Os videojogos são uma forma de expressão. A discussão em torno do seu valor artístico, se é arte com A maiúsculo ou apenas escrito em minúsculas, tem os seus defensores e detratores, mas enquanto veículos de comunicação, aqui entre jogo e jogador, torna-se cada vez mais difícil de contestar a eficácia na forma como é capaz de criar uma ligação emocional mais imediata devido à interatividade. O que acontece no jogo é determinado pelo jogador, salvo algumas exceções. Em títulos como The End of You, que procura retratar o final da relação entre Walter e Emily, isso torna-se mais evidente, onde o jogador é colocado no papel de espetador e interveniente, numa história em piloto automático e cujo final é impossível de alterar. The End of You procura recriar os últimos momentos de um casal que deixou de existir. Emily saiu de casa, a relação terminou e Walter é agora obrigado a recolher os últimos objetos da sua ex-namorada para conseguir seguir em frente. A experiência interativa transforma-se num espelho para o passado dos próprios produtores.

No entanto, The End of You não é apenas um olhar sobre uma relação que terminou, mas também sobre os motivos que levaram ao seu fim. No decorrer da campanha, ficamos a perceber que Walter foi o impulsionador para o fim da relação através das suas ações e da ausência das mesmas em determinados momentos da sua vida com Emily. Em certos momentos, Walter quer dizer algo, mas não consegue. Ele quer ser capaz de dizer a Emily que as coisas não estão bem e que ele já não sente o mesmo, mas é cobarde e então retrai-se de volta à relação com medo de magoar Emily e de quebrar a rotina que já é inseparável do seu bem estar. Mas a cada diálogo selecionado, a relação continua a moldar-se, a estagnar e a enfrentar desafios que levam ao seu inevitável final.

Através da recolha dos objetos pessoais de Emily, que guardamos num caixote de cartão, vemos o passado do jovem casal. Ficamos a saber que o dinheiro é um problema e que Emily é incapaz de engravidar devido a um grave problema de saúde. Os momentos mais alegres conseguem espreitar pelas paredes cinzentas e envelhecidas do apartamento, mas The End of You nunca se desvia da culpa de Walter ao longo da sua narrativa e quase sempre vemos momentos de alegria – como Emily a mostrar o seu projeto artístico ao namorado e que ele ignora – a transformarem-se em pequenas discussões que afastam progressivamente os dois namorados. Sempre que encontramos um objeto, somos transportados para o passado e vemos estas sequências na primeira pessoa, influenciando-as, ainda que de uma forma muito limitada, através da seleção de diálogos que dão voz a Walter ao longo das discussões e saltos temporais.

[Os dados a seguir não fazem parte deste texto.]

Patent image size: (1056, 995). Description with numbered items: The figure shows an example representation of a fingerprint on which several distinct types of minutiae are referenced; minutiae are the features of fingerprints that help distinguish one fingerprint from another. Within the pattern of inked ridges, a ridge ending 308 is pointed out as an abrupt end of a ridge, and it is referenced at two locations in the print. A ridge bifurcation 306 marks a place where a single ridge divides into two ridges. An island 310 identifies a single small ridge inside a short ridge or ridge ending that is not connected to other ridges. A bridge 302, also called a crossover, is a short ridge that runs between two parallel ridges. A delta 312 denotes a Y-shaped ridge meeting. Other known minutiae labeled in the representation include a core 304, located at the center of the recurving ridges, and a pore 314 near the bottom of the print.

O espaço está restrito ao apartamento e não há mais nada além da realidade em que Walter agora habita. O apartamento está vazio, descaraterizado, sujo e desarrumado, mas nunca envolvido num caos exagerado. É a melancolia e o arrependimento que transparecem pela loiça suja, as cassetes de música espalhadas nos móveis e as prateleiras agora semi-vazias, onde conseguimos perceber que anteriormente estavam ocupadas pelos livros de Emily. É uma decoração que procura retratar a ausência de uma pessoa, de uma vida e não apenas o estado mental de Walter através da confusão desnecessária de elementos decorativos. Isso seria desculpar Walter, de certa forma, e justificar o seu estado emocional através da desarrumação da casa, mas aqui, o que sobra é o vazio que nasceu através da sua decisão em terminar a relação com Emily.

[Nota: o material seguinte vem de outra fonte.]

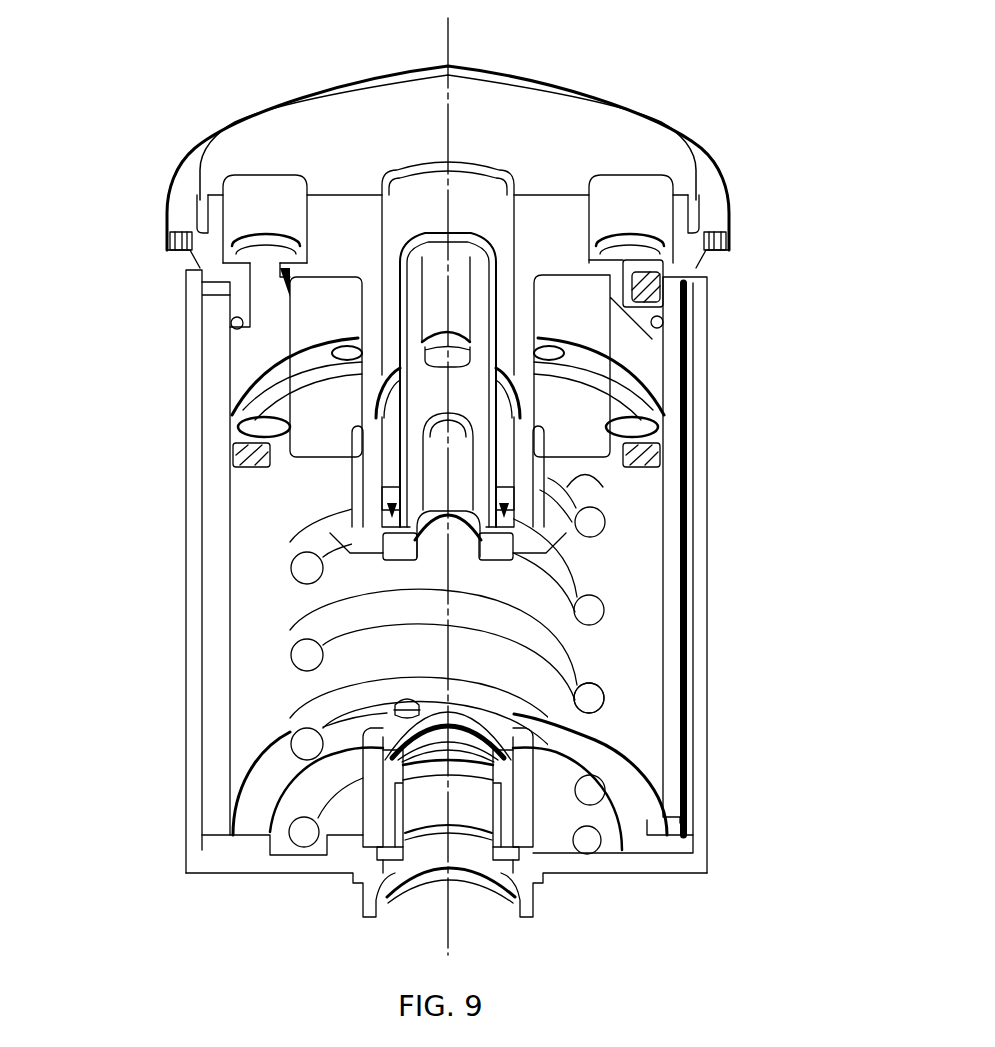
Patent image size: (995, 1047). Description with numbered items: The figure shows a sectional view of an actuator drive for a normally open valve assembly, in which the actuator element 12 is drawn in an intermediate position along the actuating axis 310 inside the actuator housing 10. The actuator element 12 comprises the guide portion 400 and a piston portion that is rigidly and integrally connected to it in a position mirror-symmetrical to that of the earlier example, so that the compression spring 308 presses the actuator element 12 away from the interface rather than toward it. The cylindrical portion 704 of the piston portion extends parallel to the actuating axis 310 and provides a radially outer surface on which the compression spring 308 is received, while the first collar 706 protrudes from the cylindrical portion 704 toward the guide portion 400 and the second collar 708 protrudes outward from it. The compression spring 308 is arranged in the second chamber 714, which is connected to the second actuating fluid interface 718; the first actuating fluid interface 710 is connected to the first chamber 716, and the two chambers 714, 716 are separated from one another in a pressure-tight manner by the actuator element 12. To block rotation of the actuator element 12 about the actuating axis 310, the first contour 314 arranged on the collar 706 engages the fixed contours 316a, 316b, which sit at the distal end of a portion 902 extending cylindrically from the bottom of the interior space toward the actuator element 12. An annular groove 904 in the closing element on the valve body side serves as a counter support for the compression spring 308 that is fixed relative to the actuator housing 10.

The actuator housing 10 is at (705, 337).
The actuator element 12 is at (300, 430).
The compression spring 308 is at (390, 516).
The actuating axis 310 is at (452, 38).
The first contour 314 is at (365, 563).
The fixed contour 316a is at (407, 700).
The fixed contour 316b is at (540, 740).
The guide portion 400 is at (477, 400).
The cylindrical portion 704 is at (343, 510).
The first collar 706 is at (527, 543).
The second collar 708 is at (607, 463).
The first actuating fluid interface 710 is at (638, 200).
The second chamber 714 is at (307, 300).
The first chamber 716 is at (243, 730).
The second actuating fluid interface 718 is at (250, 213).
The cylindrical portion 902 is at (523, 813).
The annular groove 904 is at (615, 847).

The End of You é perturbador porque nos obriga a observar o fim de uma relação que não conhecemos, como se fôssemos espetadores invisíveis do outro lado do espelho. A ambiência é melancólica, mas existe um tom voyeurista na sua abordagem que irá reverberar com alguns jogadores devido à simplicidade da jogabilidade e à escolha de momentos tão mundanos e particulares que certamente irão encontrar sinónimos na sua vida privada. Este voyeurismo e dedicação à expiação talvez sejam, ironicamente, os maiores inimigos de The End of You porque limitam a sua força mecânica e a estrutura da campanha, que nunca vai além da recolha dos itens e da apresentação de curtos trechos de diálogo entre as duas personagens. As escolhas narrativas são meramente cosméticas, não há nada que mude o desfecho dos diálogos e sentimos uma certa repetição apesar da curta duração de The End of You. É uma tentativa tão pessoal de recontar uma história que o design limita tudo o resto para passar a sua mensagem – e se não ficarem rendidos à mensagem, então pouco há para retirar desta experiência interativa.

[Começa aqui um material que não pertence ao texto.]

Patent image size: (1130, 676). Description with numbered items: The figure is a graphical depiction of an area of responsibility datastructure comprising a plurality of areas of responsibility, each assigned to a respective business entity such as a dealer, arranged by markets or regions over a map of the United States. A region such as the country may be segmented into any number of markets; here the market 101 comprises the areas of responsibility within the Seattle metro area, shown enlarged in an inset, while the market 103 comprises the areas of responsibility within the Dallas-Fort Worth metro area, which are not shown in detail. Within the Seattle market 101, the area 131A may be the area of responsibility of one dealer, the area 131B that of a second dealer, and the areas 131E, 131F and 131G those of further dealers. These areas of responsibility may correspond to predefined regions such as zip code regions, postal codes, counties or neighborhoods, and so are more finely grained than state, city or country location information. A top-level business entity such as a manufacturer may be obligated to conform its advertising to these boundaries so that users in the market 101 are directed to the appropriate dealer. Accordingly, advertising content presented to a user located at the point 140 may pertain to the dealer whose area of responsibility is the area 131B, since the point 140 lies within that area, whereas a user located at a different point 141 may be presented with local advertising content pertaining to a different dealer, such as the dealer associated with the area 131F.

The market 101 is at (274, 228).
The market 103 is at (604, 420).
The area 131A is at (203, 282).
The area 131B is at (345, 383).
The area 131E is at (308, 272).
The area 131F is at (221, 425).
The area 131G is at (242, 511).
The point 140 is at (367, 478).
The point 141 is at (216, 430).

A especificidade dos momentos, a ausência de maior conflito ou até de uma variedade de ações que acompanhassem a recolha dos objetos e os momentos narrativos que nascem da sua descoberta limitam a sua abordagem e expressividade. Essa foi a minha experiência com The End of You e senti que os momentos escolhidos para retratar o final da relação de Walter e Emily caem no cliché. Eu acredito que essa seja a intenção, o retrato da banalidade e a sua familiaridade, mas quando temos um protagonista como Walter, que foi tão frio para a sua namorada e que lhe escondeu os seus receios durante tanto tempo, fico a pensar que existia muito mais para explorar dentro da sua temática. Falta desafio emocional, o que é cruel de dizer, já que The End of You parece ser um auto-retrato e não uma história fictícia, mas talvez seja esse o defeito quando decidimos contar uma história desta magnitude sem pensarmos no elemento interativo como forma de exponenciar a narrativa.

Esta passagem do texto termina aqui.